Como pacientes e profissionais de saúde podem construir juntos uma comunicação efetiva que seja boa e auxilie a ambos?

De modo geral, quem procura atendimento em saúde encontra-se com algum desconforto. Isto já traz à cena inseguranças, receios, expectativas e muitas dúvidas que os profissionais de saúde precisam estar preparados para manejar e acolher.
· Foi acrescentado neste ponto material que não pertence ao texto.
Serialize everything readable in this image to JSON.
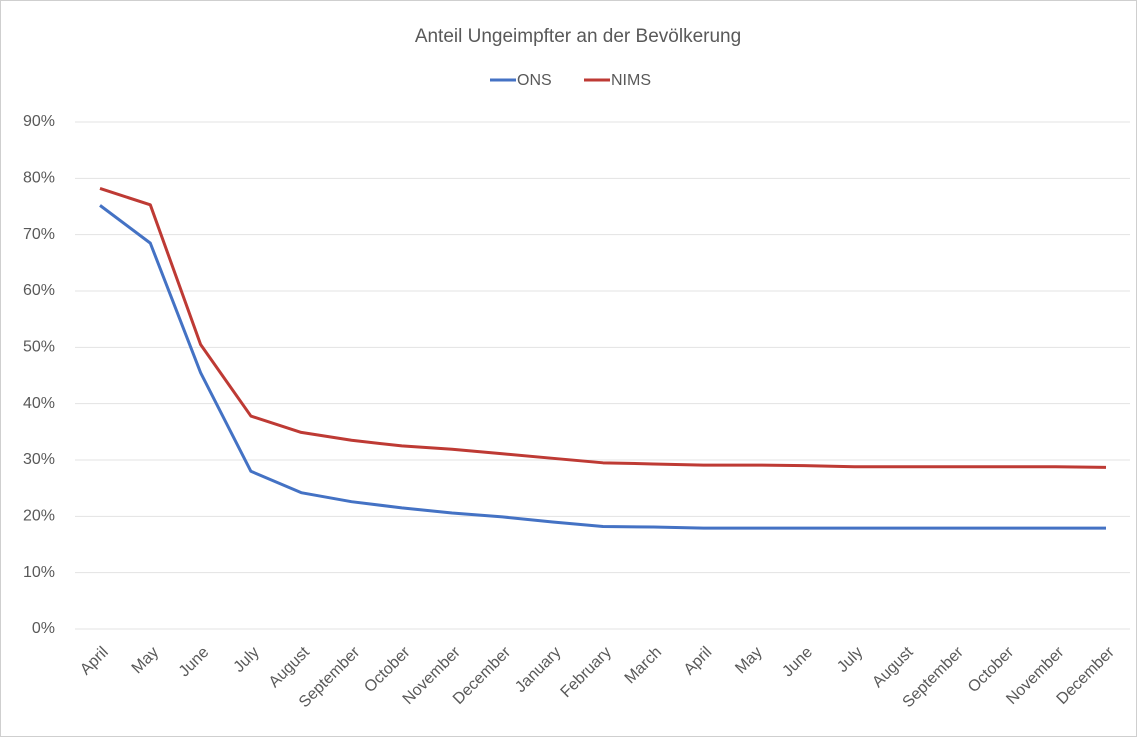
{
  "chart_data": {
    "type": "line",
    "title": "Anteil Ungeimpfter an der Bevölkerung",
    "categories": [
      "April",
      "May",
      "June",
      "July",
      "August",
      "September",
      "October",
      "November",
      "December",
      "January",
      "February",
      "March",
      "April",
      "May",
      "June",
      "July",
      "August",
      "September",
      "October",
      "November",
      "December"
    ],
    "series": [
      {
        "name": "ONS",
        "color": "#4472c4",
        "values": [
          75.2,
          68.5,
          45.5,
          28,
          24.2,
          22.6,
          21.5,
          20.6,
          19.9,
          19,
          18.2,
          18.1,
          17.9,
          17.9,
          17.9,
          17.9,
          17.9,
          17.9,
          17.9,
          17.9,
          17.9
        ]
      },
      {
        "name": "NIMS",
        "color": "#be3a34",
        "values": [
          78.2,
          75.3,
          50.5,
          37.8,
          34.9,
          33.5,
          32.5,
          31.9,
          31.1,
          30.3,
          29.5,
          29.3,
          29.1,
          29.1,
          29.0,
          28.8,
          28.8,
          28.8,
          28.8,
          28.8,
          28.7
        ]
      }
    ],
    "ylim": [
      0,
      90
    ],
    "yticks": [
      {
        "value": 0,
        "label": "0%"
      },
      {
        "value": 10,
        "label": "10%"
      },
      {
        "value": 20,
        "label": "20%"
      },
      {
        "value": 30,
        "label": "30%"
      },
      {
        "value": 40,
        "label": "40%"
      },
      {
        "value": 50,
        "label": "50%"
      },
      {
        "value": 60,
        "label": "60%"
      },
      {
        "value": 70,
        "label": "70%"
      },
      {
        "value": 80,
        "label": "80%"
      },
      {
        "value": 90,
        "label": "90%"
      }
    ],
    "grid": true,
    "legend": "top"
  }
}
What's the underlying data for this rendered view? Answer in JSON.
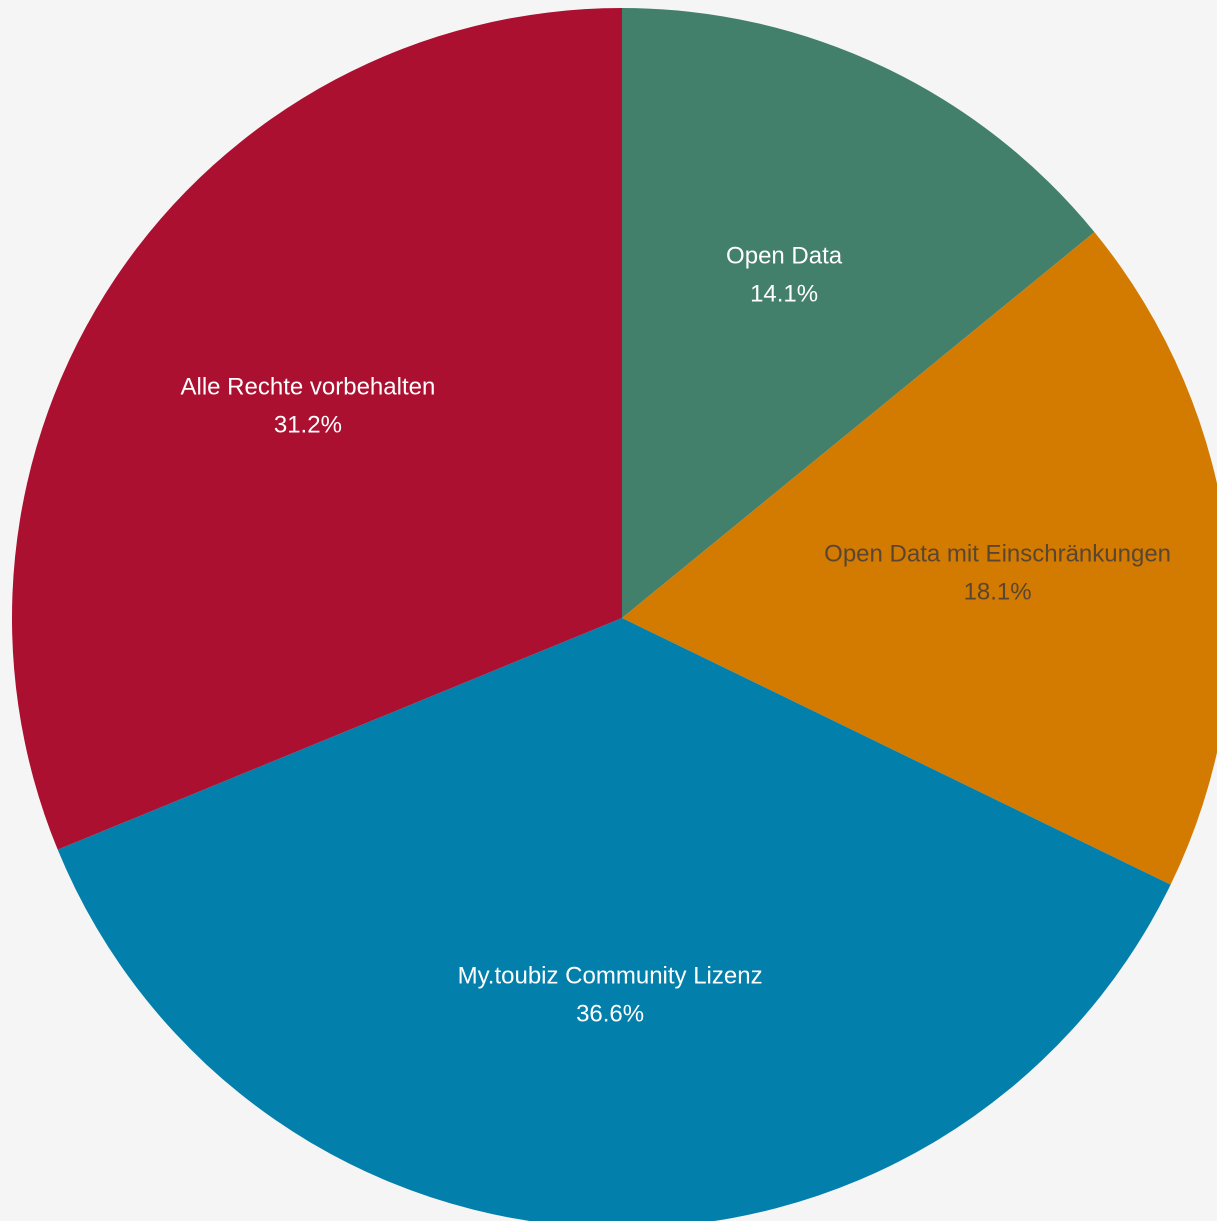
{
  "chart_data": {
    "type": "pie",
    "title": "",
    "slices": [
      {
        "label": "Open Data",
        "value": 14.1,
        "value_label": "14.1%",
        "color": "#43806b",
        "text_color": "#ffffff"
      },
      {
        "label": "Open Data mit Einschränkungen",
        "value": 18.1,
        "value_label": "18.1%",
        "color": "#d37a00",
        "text_color": "#5a4630"
      },
      {
        "label": "My.toubiz Community Lizenz",
        "value": 36.6,
        "value_label": "36.6%",
        "color": "#037fab",
        "text_color": "#ffffff"
      },
      {
        "label": "Alle Rechte vorbehalten",
        "value": 31.2,
        "value_label": "31.2%",
        "color": "#ac1031",
        "text_color": "#ffffff"
      }
    ],
    "start_angle": "12 o'clock",
    "direction": "clockwise",
    "legend": "none",
    "background_color": "#f5f5f5"
  }
}
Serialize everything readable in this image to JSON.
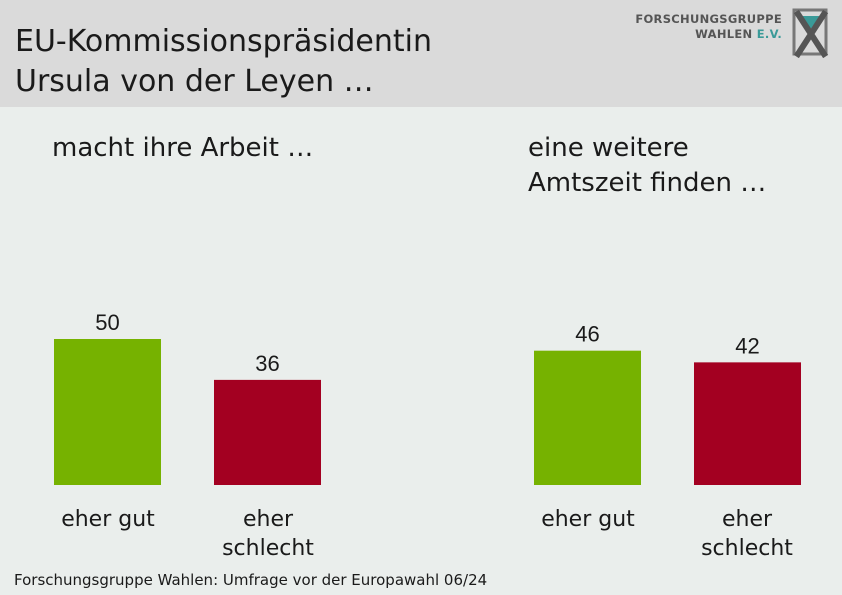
{
  "header": {
    "title_line1": "EU-Kommissionspräsidentin",
    "title_line2": "Ursula von der Leyen …"
  },
  "logo": {
    "line1": "FORSCHUNGSGRUPPE",
    "line2": "WAHLEN",
    "line2_suffix": "E.V."
  },
  "footer": "Forschungsgruppe Wahlen: Umfrage vor der Europawahl 06/24",
  "colors": {
    "positive": "#76b200",
    "negative": "#a30021",
    "header_bg": "#dadada",
    "body_bg": "#eaeeec"
  },
  "chart_data": [
    {
      "type": "bar",
      "title": "macht ihre Arbeit …",
      "categories": [
        "eher gut",
        "eher schlecht"
      ],
      "values": [
        50,
        36
      ],
      "ylim": [
        0,
        50
      ]
    },
    {
      "type": "bar",
      "title": "eine weitere Amtszeit finden …",
      "title_line1": "eine weitere",
      "title_line2": "Amtszeit finden …",
      "categories": [
        "eher gut",
        "eher schlecht"
      ],
      "values": [
        46,
        42
      ],
      "ylim": [
        0,
        50
      ]
    }
  ]
}
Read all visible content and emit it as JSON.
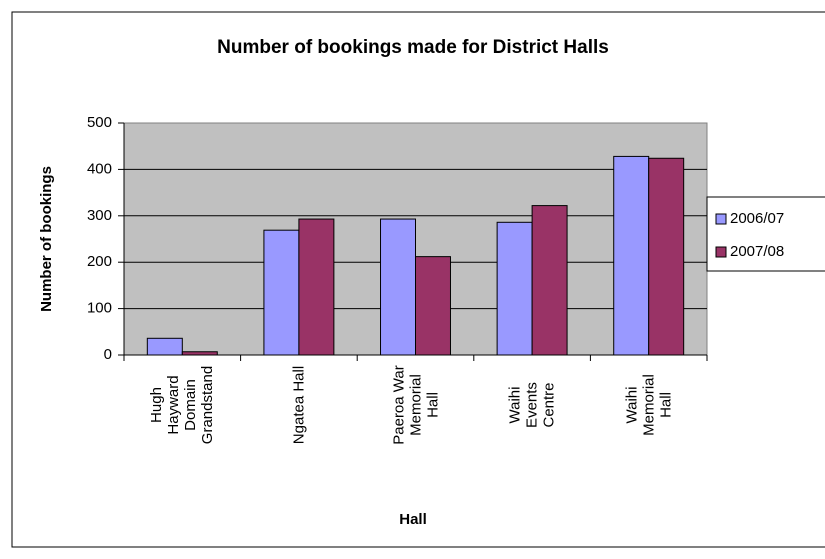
{
  "chart_data": {
    "type": "bar",
    "title": "Number of bookings made for District Halls",
    "x_label": "Hall",
    "y_label": "Number of bookings",
    "categories": [
      "Hugh Hayward Domain Grandstand",
      "Ngatea Hall",
      "Paeroa War Memorial Hall",
      "Waihi Events Centre",
      "Waihi Memorial Hall"
    ],
    "series": [
      {
        "name": "2006/07",
        "color": "#9999ff",
        "values": [
          36,
          269,
          293,
          286,
          428
        ]
      },
      {
        "name": "2007/08",
        "color": "#993366",
        "values": [
          7,
          293,
          212,
          322,
          424
        ]
      }
    ],
    "ylim": [
      0,
      500
    ],
    "yticks": [
      0,
      100,
      200,
      300,
      400,
      500
    ],
    "grid": true,
    "legend": "right"
  }
}
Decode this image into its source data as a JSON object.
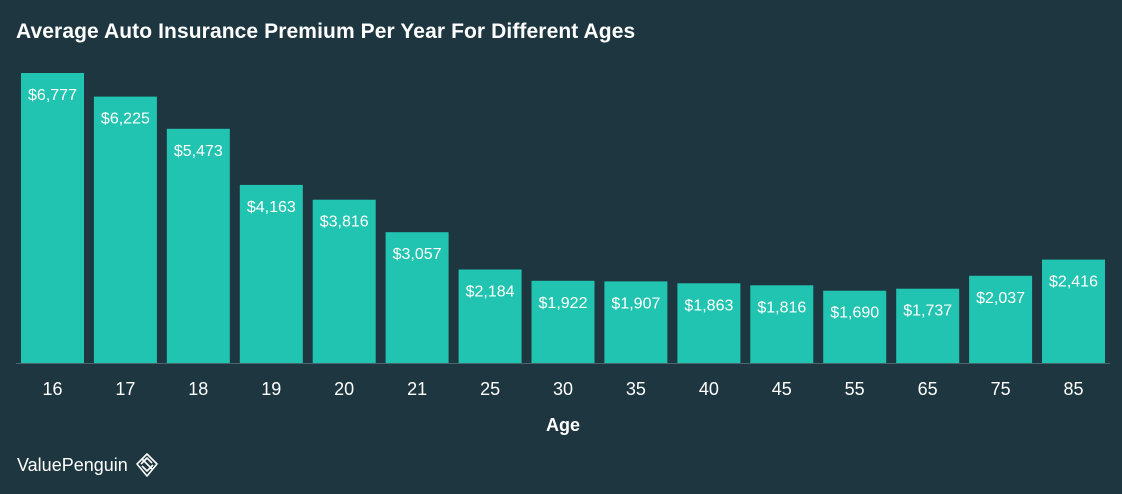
{
  "chart_data": {
    "type": "bar",
    "title": "Average Auto Insurance Premium Per Year For Different Ages",
    "xlabel": "Age",
    "ylabel": "",
    "categories": [
      "16",
      "17",
      "18",
      "19",
      "20",
      "21",
      "25",
      "30",
      "35",
      "40",
      "45",
      "55",
      "65",
      "75",
      "85"
    ],
    "values": [
      6777,
      6225,
      5473,
      4163,
      3816,
      3057,
      2184,
      1922,
      1907,
      1863,
      1816,
      1690,
      1737,
      2037,
      2416
    ],
    "value_labels": [
      "$6,777",
      "$6,225",
      "$5,473",
      "$4,163",
      "$3,816",
      "$3,057",
      "$2,184",
      "$1,922",
      "$1,907",
      "$1,863",
      "$1,816",
      "$1,690",
      "$1,737",
      "$2,037",
      "$2,416"
    ],
    "ylim": [
      0,
      6777
    ],
    "grid": false,
    "legend": "none",
    "colors": {
      "background": "#1d3640",
      "bar": "#21c4b0",
      "bar_label": "#ffffff",
      "axis_text": "#ffffff",
      "baseline": "#4a6470"
    }
  },
  "brand": {
    "name": "ValuePenguin",
    "icon": "valuepenguin-logo-icon"
  }
}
É muito importante que usuários do sistema de saúde saibam que é esperado que façam perguntas e procurem melhor compreender o que se passa na presença de algum problema de saúde. Muitas vezes por dúvida, desconhecimento, vergonha ou ansiedade, os pacientes não indagam sobre sua condição de saúde quando numa consulta médica ou com qualquer outro profissional de saúde (enfermeiros, nutricionistas, psicólogos, fisioterapeutas, fonoaudiólogos, etc.).

Enquanto alguns pacientes são bastante proativos durante uma investigação diagnóstica ou um tratamento, outros não sabem ao certo o que perguntar, quando e como. Mas todos podem aprender. Nosso papel é procurar orientá-los da melhor maneira possível. Podemos encorajá-los a uma maior participação no cuidado com sua saúde. Devemos informá-los, por exemplo, que eles podem levar anotadas em um papel, no celular ou no computador, as suas dúvidas. Também podem e deveriam anotar as orientações mais importantes que o médico lhes passou, como medicamentos a utilizar, exames a fazer e precauções a tomar, dentre outros.